Not necessarily. EGb 761 is a specific standardised dry leaf extract with declared content of flavone glycosides (around twenty four per cent) and terpene lactones (around six per cent), and a regulatory cap on ginkgolic acids (below 5 parts per million). LI 1370 is the closely related extract used in some other trials. Generic Ginkgo capsules without a declared standardisation are not comparable to the research extracts. Look on the label and pick a standardised product if you want a research aligned dose.
Can I take Ginkgo together with low dose aspirin?
Not without talking to your doctor first. Both Ginkgo and aspirin act on platelet function, and case reports of bleeding events (including intracranial bleeding) have been published for this combination. If you are on a daily low dose of aspirin for cardiovascular prevention you are by definition in the population where the combined antiplatelet effect matters. Talk to your prescribing doctor before adding Ginkgo, and do not start it on your own.
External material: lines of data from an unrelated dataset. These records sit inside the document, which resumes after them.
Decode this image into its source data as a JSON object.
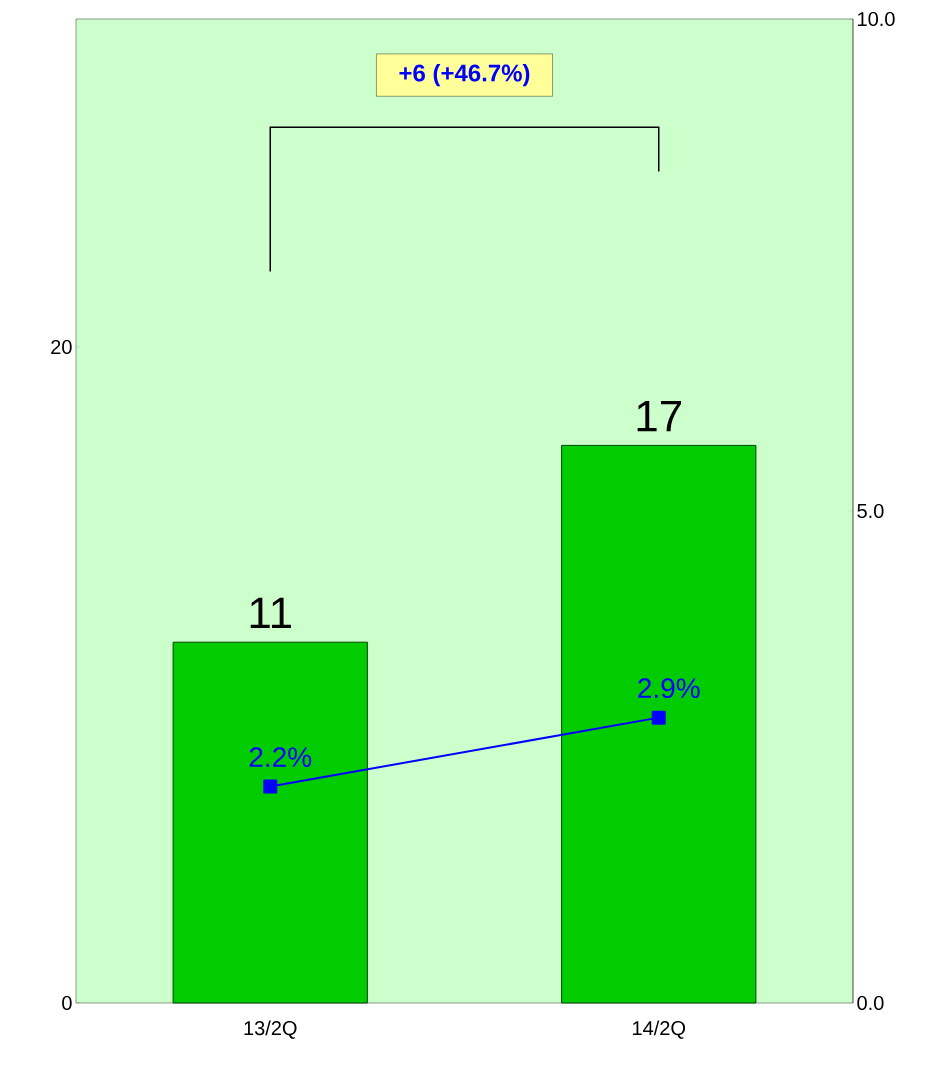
{
  "chart_data": {
    "type": "bar",
    "categories": [
      "13/2Q",
      "14/2Q"
    ],
    "ylim": [
      0,
      30
    ],
    "yticks": [
      0,
      20
    ],
    "y2lim": [
      0,
      10
    ],
    "y2ticks": [
      {
        "value": 0,
        "label": "0.0"
      },
      {
        "value": 5,
        "label": "5.0"
      },
      {
        "value": 10,
        "label": "10.0"
      }
    ],
    "marker": "square",
    "line_style": "solid",
    "annotations": [
      "+6 (+46.7%)"
    ],
    "series": [
      {
        "color": "#00cc00",
        "values": [
          11,
          17
        ],
        "value_labels": [
          "11",
          "17"
        ]
      },
      {
        "type": "line",
        "axis": "y2",
        "color": "#0000ff",
        "values": [
          2.2,
          2.9
        ],
        "value_labels": [
          "2.2%",
          "2.9%"
        ]
      }
    ]
  }
}
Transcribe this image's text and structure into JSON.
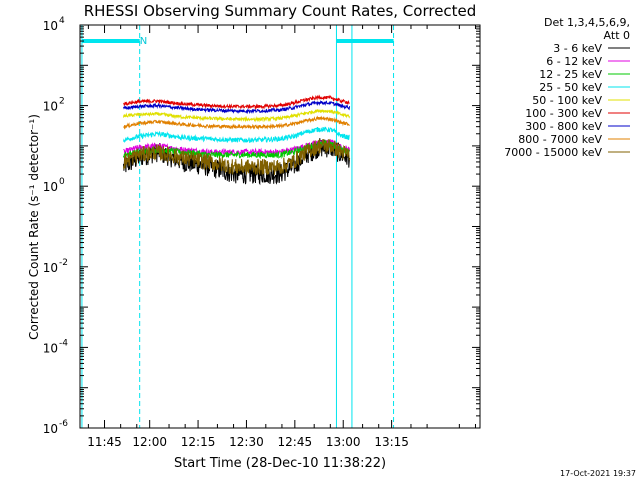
{
  "chart_data": {
    "type": "line",
    "title": "RHESSI Observing Summary Count Rates, Corrected",
    "xlabel": "Start Time (28-Dec-10 11:38:22)",
    "ylabel": "Corrected Count Rate (s⁻¹ detector⁻¹)",
    "x_unit": "minutes after 11:38:22",
    "xlim": [
      0,
      124
    ],
    "ylim": [
      1e-06,
      10000.0
    ],
    "yscale": "log",
    "x_ticks": [
      {
        "x": 7.6,
        "label": "11:45"
      },
      {
        "x": 21.6,
        "label": "12:00"
      },
      {
        "x": 36.6,
        "label": "12:15"
      },
      {
        "x": 51.6,
        "label": "12:30"
      },
      {
        "x": 66.6,
        "label": "12:45"
      },
      {
        "x": 81.6,
        "label": "13:00"
      },
      {
        "x": 96.6,
        "label": "13:15"
      }
    ],
    "y_ticks": [
      {
        "value": 1e-06,
        "base": "10",
        "exp": "-6"
      },
      {
        "value": 0.0001,
        "base": "10",
        "exp": "-4"
      },
      {
        "value": 0.01,
        "base": "10",
        "exp": "-2"
      },
      {
        "value": 1,
        "base": "10",
        "exp": "0"
      },
      {
        "value": 100,
        "base": "10",
        "exp": "2"
      },
      {
        "value": 10000,
        "base": "10",
        "exp": "4"
      }
    ],
    "legend": {
      "placement": "top-right",
      "header": [
        "Det 1,3,4,5,6,9,",
        "Att 0"
      ]
    },
    "annotations": [
      {
        "text": "N",
        "x": 19.7
      }
    ],
    "markers": [
      {
        "kind": "solid",
        "color": "#00e5ee",
        "x": 0.6
      },
      {
        "kind": "dashed",
        "color": "#00e5ee",
        "x": 18.5
      },
      {
        "kind": "solid",
        "color": "#00e5ee",
        "x": 79.5
      },
      {
        "kind": "solid",
        "color": "#00e5ee",
        "x": 84.3
      },
      {
        "kind": "dashed",
        "color": "#00e5ee",
        "x": 97.2
      }
    ],
    "flag_bars": [
      {
        "x": [
          0.6,
          18.5
        ],
        "value": 4000,
        "color": "#00e5ee"
      },
      {
        "x": [
          79.5,
          97.2
        ],
        "value": 4000,
        "color": "#00e5ee"
      }
    ],
    "data_range": [
      13.5,
      83.6
    ],
    "shape_x": [
      13.5,
      18,
      24,
      32,
      40,
      48,
      56,
      62,
      66,
      70,
      74,
      78,
      81,
      83.6
    ],
    "series": [
      {
        "name": "3 - 6 keV",
        "color": "#000000",
        "noise": 0.5,
        "values": [
          3,
          5,
          7,
          4,
          3,
          2,
          2,
          2,
          3,
          6,
          9,
          9,
          6,
          5
        ]
      },
      {
        "name": "6 - 12 keV",
        "color": "#e000e0",
        "noise": 0.15,
        "values": [
          7,
          9,
          10,
          8,
          7,
          7,
          7,
          7,
          8,
          10,
          12,
          12,
          9,
          8
        ]
      },
      {
        "name": "12 - 25 keV",
        "color": "#00c800",
        "noise": 0.15,
        "values": [
          6,
          7,
          8,
          7,
          6,
          6,
          6,
          6,
          7,
          9,
          11,
          11,
          8,
          7
        ]
      },
      {
        "name": "25 - 50 keV",
        "color": "#00e5ee",
        "noise": 0.12,
        "values": [
          14,
          17,
          20,
          16,
          15,
          14,
          14,
          15,
          17,
          22,
          26,
          25,
          18,
          16
        ]
      },
      {
        "name": "50 - 100 keV",
        "color": "#e0e000",
        "noise": 0.08,
        "values": [
          55,
          60,
          62,
          52,
          48,
          46,
          46,
          48,
          55,
          65,
          75,
          72,
          60,
          55
        ]
      },
      {
        "name": "100 - 300 keV",
        "color": "#e00000",
        "noise": 0.08,
        "values": [
          110,
          125,
          130,
          110,
          100,
          95,
          95,
          100,
          115,
          140,
          160,
          155,
          130,
          120
        ]
      },
      {
        "name": "300 - 800 keV",
        "color": "#0000c8",
        "noise": 0.08,
        "values": [
          85,
          95,
          100,
          85,
          78,
          74,
          74,
          78,
          88,
          105,
          120,
          115,
          98,
          90
        ]
      },
      {
        "name": "800 - 7000 keV",
        "color": "#e08000",
        "noise": 0.08,
        "values": [
          30,
          36,
          40,
          34,
          31,
          30,
          30,
          31,
          35,
          42,
          48,
          46,
          38,
          34
        ]
      },
      {
        "name": "7000 - 15000 keV",
        "color": "#806000",
        "noise": 0.4,
        "values": [
          4,
          6,
          7,
          5,
          4,
          3,
          3,
          3,
          4,
          7,
          10,
          10,
          7,
          6
        ]
      }
    ]
  },
  "footer": {
    "timestamp": "17-Oct-2021 19:37"
  }
}
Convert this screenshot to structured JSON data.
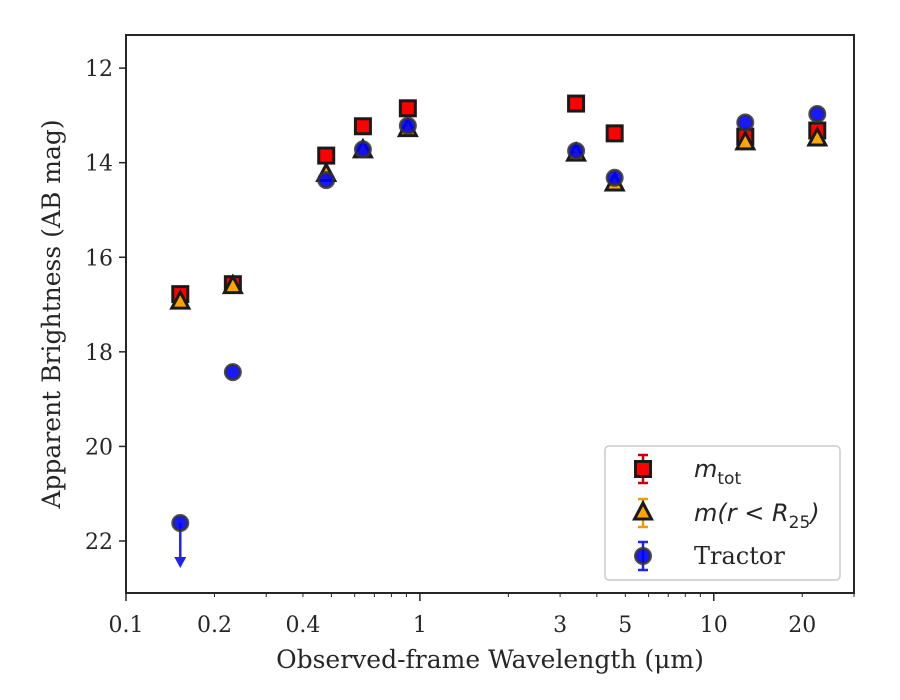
{
  "chart_data": {
    "type": "scatter",
    "xlabel": "Observed-frame Wavelength (μm)",
    "ylabel": "Apparent Brightness (AB mag)",
    "x_scale": "log",
    "xlim": [
      0.1,
      30
    ],
    "ylim": [
      23.1,
      11.3
    ],
    "y_inverted": true,
    "x_ticks": [
      {
        "value": 0.1,
        "label": "0.1"
      },
      {
        "value": 0.2,
        "label": "0.2"
      },
      {
        "value": 0.4,
        "label": "0.4"
      },
      {
        "value": 1,
        "label": "1"
      },
      {
        "value": 3,
        "label": "3"
      },
      {
        "value": 5,
        "label": "5"
      },
      {
        "value": 10,
        "label": "10"
      },
      {
        "value": 20,
        "label": "20"
      }
    ],
    "y_ticks": [
      12,
      14,
      16,
      18,
      20,
      22
    ],
    "grid": false,
    "legend_position": "bottom-right",
    "series": [
      {
        "name": "m_tot",
        "label_main": "m",
        "label_sub": "tot",
        "marker": "square",
        "color": "#ff0000",
        "edgecolor": "#1a1a1a",
        "points": [
          {
            "x": 0.153,
            "y": 16.78
          },
          {
            "x": 0.231,
            "y": 16.57
          },
          {
            "x": 0.48,
            "y": 13.85
          },
          {
            "x": 0.64,
            "y": 13.23
          },
          {
            "x": 0.91,
            "y": 12.85
          },
          {
            "x": 3.4,
            "y": 12.75
          },
          {
            "x": 4.6,
            "y": 13.38
          },
          {
            "x": 12.8,
            "y": 13.45
          },
          {
            "x": 22.5,
            "y": 13.32
          }
        ]
      },
      {
        "name": "m(r < R_25)",
        "label_main": "m(r < R",
        "label_sub": "25",
        "label_end": ")",
        "marker": "triangle",
        "color": "#ffa500",
        "edgecolor": "#1a1a1a",
        "points": [
          {
            "x": 0.153,
            "y": 16.95
          },
          {
            "x": 0.231,
            "y": 16.62
          },
          {
            "x": 0.48,
            "y": 14.25
          },
          {
            "x": 0.64,
            "y": 13.75
          },
          {
            "x": 0.91,
            "y": 13.3
          },
          {
            "x": 3.4,
            "y": 13.82
          },
          {
            "x": 4.6,
            "y": 14.45
          },
          {
            "x": 12.8,
            "y": 13.58
          },
          {
            "x": 22.5,
            "y": 13.5
          }
        ]
      },
      {
        "name": "Tractor",
        "label_main": "Tractor",
        "marker": "circle",
        "color": "#0000ff",
        "edgecolor": "#333333",
        "points": [
          {
            "x": 0.153,
            "y": 21.62,
            "upper_limit": true
          },
          {
            "x": 0.231,
            "y": 18.43
          },
          {
            "x": 0.48,
            "y": 14.37
          },
          {
            "x": 0.64,
            "y": 13.72
          },
          {
            "x": 0.91,
            "y": 13.22
          },
          {
            "x": 3.4,
            "y": 13.75
          },
          {
            "x": 4.6,
            "y": 14.32
          },
          {
            "x": 12.8,
            "y": 13.15
          },
          {
            "x": 22.5,
            "y": 12.97
          }
        ]
      }
    ]
  }
}
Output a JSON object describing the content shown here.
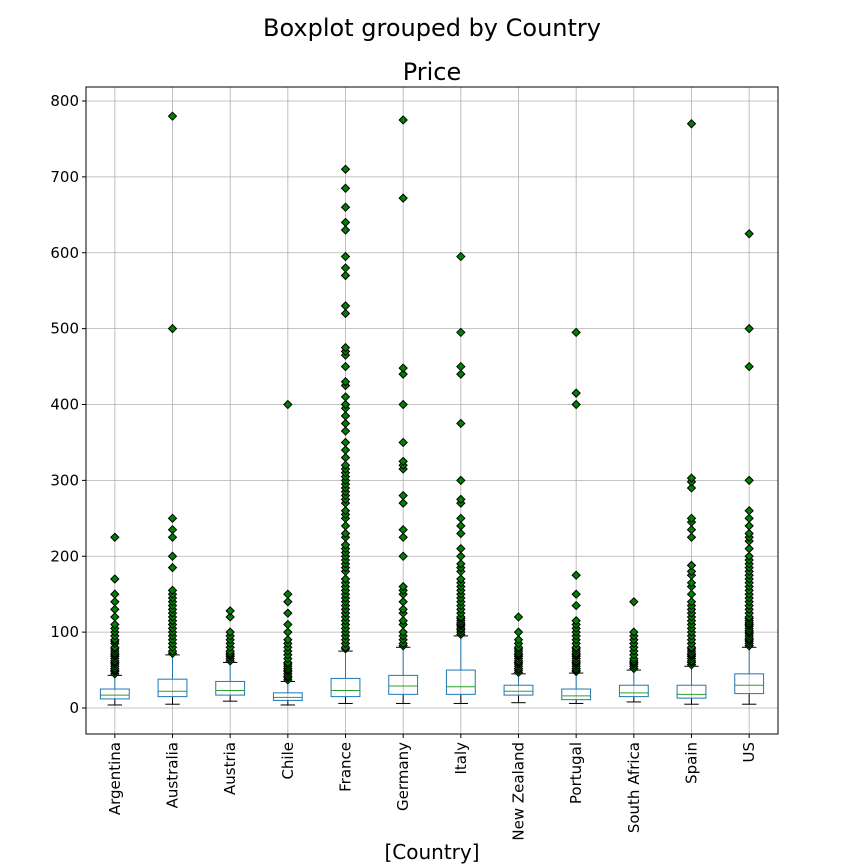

I have surgery scheduled. When should I stop Ginkgo?
Stop Ginkgo at least two weeks before the procedure, and tell your anaesthetist and surgeon that you have taken it. The two week washout is the standard recommendation in anaesthesia and surgical guidelines on herbal supplements. The same rule applies to dental extractions and other invasive procedures. If your surgery is sooner than two weeks away, stop immediately and inform the team.
Can I make tea from fresh Ginkgo leaves in autumn?
We do not recommend it. Fresh Ginkgo leaves contain ginkgolic acids at much higher concentrations than the regulatory maximum allowed for the standardised extract (below 5 parts per million). Ginkgolic acids are allergenic on skin contact and irritant on ingestion. The clinical research behind the EMA HMPC indications used the standardised extract, not home made tea. The yellow autumn leaves on Vienna street trees are not a foraging target. Take Ginkgo only as a standardised commercial extract from a reputable manufacturer.
Legal notice: The depiction of historical significance and traditional use is context within our encyclopedia and not a health claim for any product, not a treatment promise, and not a substitute for medical advice. What may be stated on product labels, product pages, or in advertising is governed by the applicable legal requirements.